Dear Edward,

I must admit, when I first read your letter, "I feel the truth of those words," (297). i knew that you would never willingly lie to me, but I felt something was missing- now I know what that was. I still cannot quite comprehend the full meaning of your words at the church this morning. That frightful woman that tried to murder you in your bed, is your . . .wife! That was indeed quite a shock to me.

You have such a good heart, to keep this dreadful woman in your house; feed her and treat her with what kindness is possible, that truly was a good deed. It must have taken so much courage to tell me all that you did in the letter. For this I thank you, but "what am I to do?" (282). My heart tells me to stay with you, my love; but "the answer my mind gave" (282) was in every sense the opposite. I do not think that I could ever remain here, knowing you were married to another- that would be great punishment indeed.

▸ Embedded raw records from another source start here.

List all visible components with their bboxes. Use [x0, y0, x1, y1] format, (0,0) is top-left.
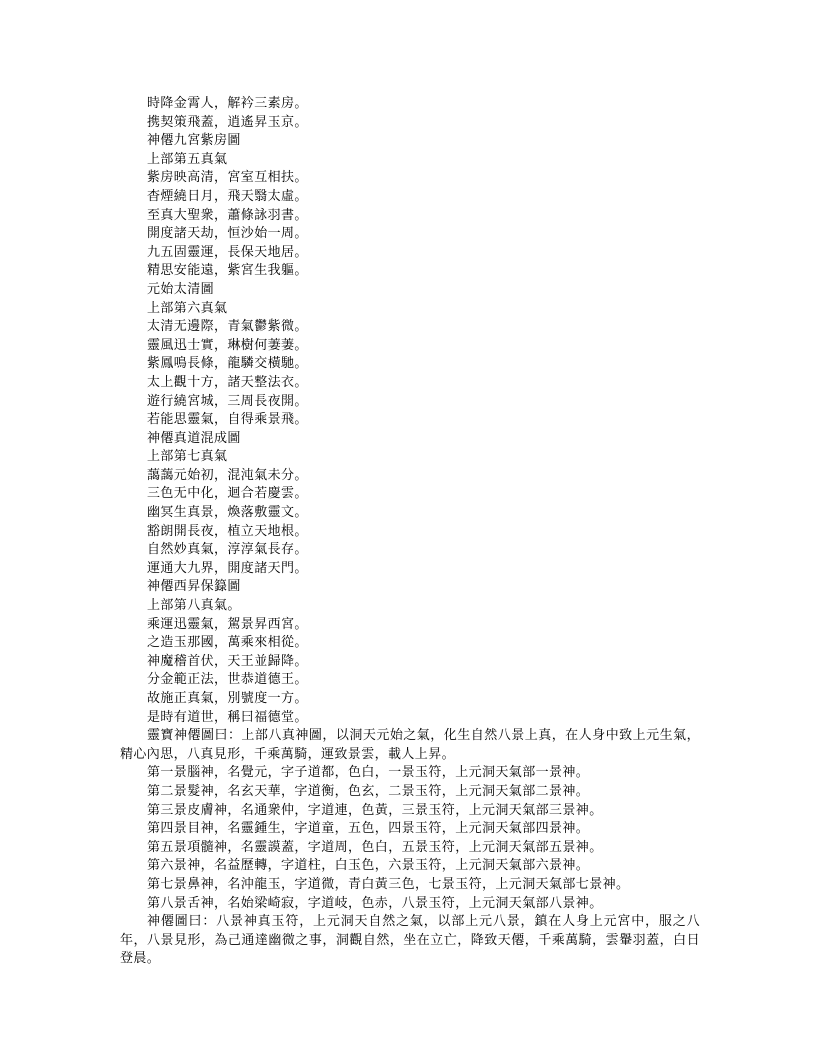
section-heading: 神僊西昇保籙圖	[147, 579, 241, 595]
verse-line: 至真大聖衆，蕭條詠羽書。	[147, 207, 308, 223]
verse-line: 靈風迅士實，琳樹何萋萋。	[147, 337, 308, 353]
verse-line: 遊行繞宮城，三周長夜開。	[147, 393, 308, 409]
section-subheading: 上部第五真氣	[147, 151, 228, 167]
verse-line: 九五固靈運，長保天地居。	[147, 244, 308, 260]
verse-line: 藹藹元始初，混沌氣未分。	[147, 467, 308, 483]
verse-line: 紫房映高清，宮室互相扶。	[147, 170, 308, 186]
verse-line: 太上觀十方，諸天整法衣。	[147, 374, 308, 390]
section-subheading: 上部第八真氣。	[147, 598, 241, 614]
paragraph-intro: 靈寶神僊圖曰：上部八真神圖，以洞天元始之氣，化生自然八景上真，在人身中致上元生氣，精心內思，八真見形，千乘萬騎，運致景雲，載人上昇。	[120, 728, 700, 762]
verse-line: 是時有道世，稱曰福德堂。	[147, 709, 308, 725]
paragraph-spirit-2: 第二景髮神，名玄天華，字道衡，色玄，二景玉符，上元洞天氣部二景神。	[147, 783, 590, 799]
paragraph-spirit-3: 第三景皮膚神，名通衆仲，字道連，色黃，三景玉符，上元洞天氣部三景神。	[147, 802, 603, 818]
section-subheading: 上部第六真氣	[147, 300, 228, 316]
verse-line: 故施正真氣，別號度一方。	[147, 691, 308, 706]
paragraph-conclusion: 神僊圖曰：八景神真玉符，上元洞天自然之氣，以部上元八景，鎮在人身上元宮中，服之八年，八景見形，為己通達幽微之事，洞觀自然，坐在立亡，降致天僊，千乘萬騎，雲轝羽蓋，白日登晨。	[120, 914, 700, 967]
verse-line: 若能思靈氣，自得乘景飛。	[147, 412, 308, 428]
verse-line: 神魔稽首伏，天王並歸降。	[147, 653, 308, 669]
section-heading: 神僊九宮紫房圖	[147, 133, 241, 149]
paragraph-spirit-8: 第八景舌神，名始梁崎寂，字道岐，色赤，八景玉符，上元洞天氣部八景神。	[147, 895, 603, 911]
verse-line: 開度諸天劫，恒沙始一周。	[147, 226, 308, 242]
verse-line: 之造玉那國，萬乘來相從。	[147, 635, 308, 651]
paragraph-spirit-5: 第五景項髓神，名靈謨蓋，字道周，色白，五景玉符，上元洞天氣部五景神。	[147, 839, 603, 855]
verse-line: 運通大九界，開度諸天門。	[147, 560, 308, 576]
verse-line: 三色无中化，迴合若慶雲。	[147, 486, 308, 502]
verse-line: 精思安能遠，紫宮生我軀。	[147, 263, 308, 279]
verse-line: 分金範正法，世恭道德王。	[147, 672, 308, 688]
paragraph-spirit-6: 第六景神，名益歷轉，字道柱，白玉色，六景玉符，上元洞天氣部六景神。	[147, 858, 590, 874]
paragraph-spirit-1: 第一景腦神，名覺元，字子道都，色白，一景玉符，上元洞天氣部一景神。	[147, 765, 590, 781]
document-body	[120, 95, 700, 969]
verse-line: 幽冥生真景，煥落敷靈文。	[147, 505, 308, 521]
verse-line: 杳煙繞日月，飛天翳太虛。	[147, 188, 308, 204]
verse-block	[120, 95, 700, 727]
paragraph-spirit-4: 第四景目神，名靈鍾生，字道童，五色，四景玉符，上元洞天氣部四景神。	[147, 821, 590, 837]
section-heading: 神僊真道混成圖	[147, 430, 241, 446]
verse-line: 太清无邊際，青氣鬱紫微。	[147, 319, 308, 335]
verse-line: 豁朗開長夜，植立天地根。	[147, 523, 308, 539]
verse-line: 乘運迅靈氣，駕景昇西宮。	[147, 616, 308, 632]
section-heading: 元始太清圖	[147, 281, 215, 297]
prose-block	[120, 727, 700, 969]
verse-line: 時降金霄人，解衿三素房。	[147, 96, 308, 111]
verse-line: 紫鳳鳴長條，龍驎交橫馳。	[147, 356, 308, 372]
section-subheading: 上部第七真氣	[147, 449, 228, 465]
verse-line: 自然妙真氣，淳淳氣長存。	[147, 542, 308, 558]
paragraph-spirit-7: 第七景鼻神，名沖龍玉，字道微，青白黃三色，七景玉符，上元洞天氣部七景神。	[147, 876, 630, 892]
verse-line: 携契策飛蓋，逍遙昇玉京。	[147, 114, 308, 130]
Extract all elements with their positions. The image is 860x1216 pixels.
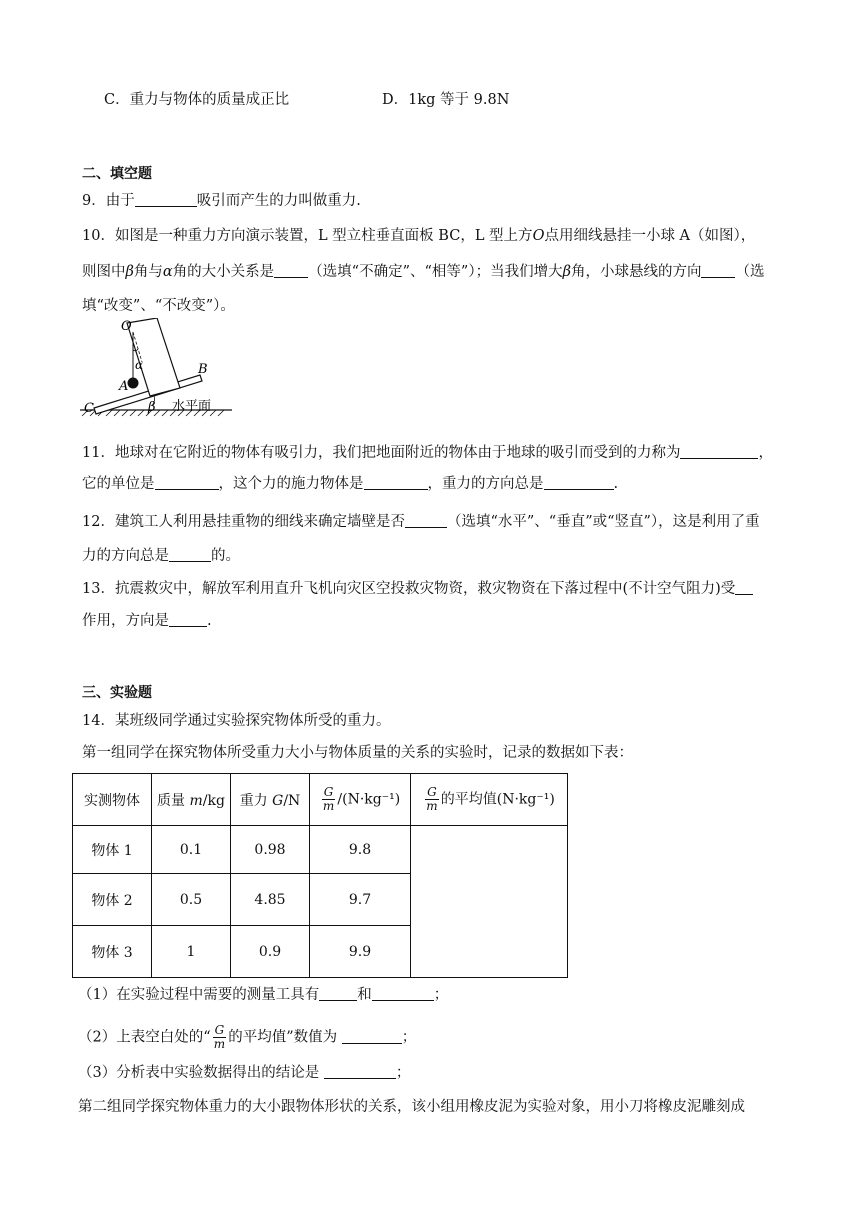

I am sorry, Edward- but I must leave you. I cannot bare the thought of becoming one of your mistresses, soon forgotten. If you left me, I do not think I could summon the strength to go on. It is better this way, for both of us. This way we can both retain our respectability and eventually regain some semblance of happiness. I hope that for my sake at least, you do not follow after me; when you receive this letter I will be long gone.

Thank you for giving me a home for this past year, and please tell Adele I mean no harm. I do not wish to make this parting any harder than it already is, but . . . . I must say this or forever wish I had.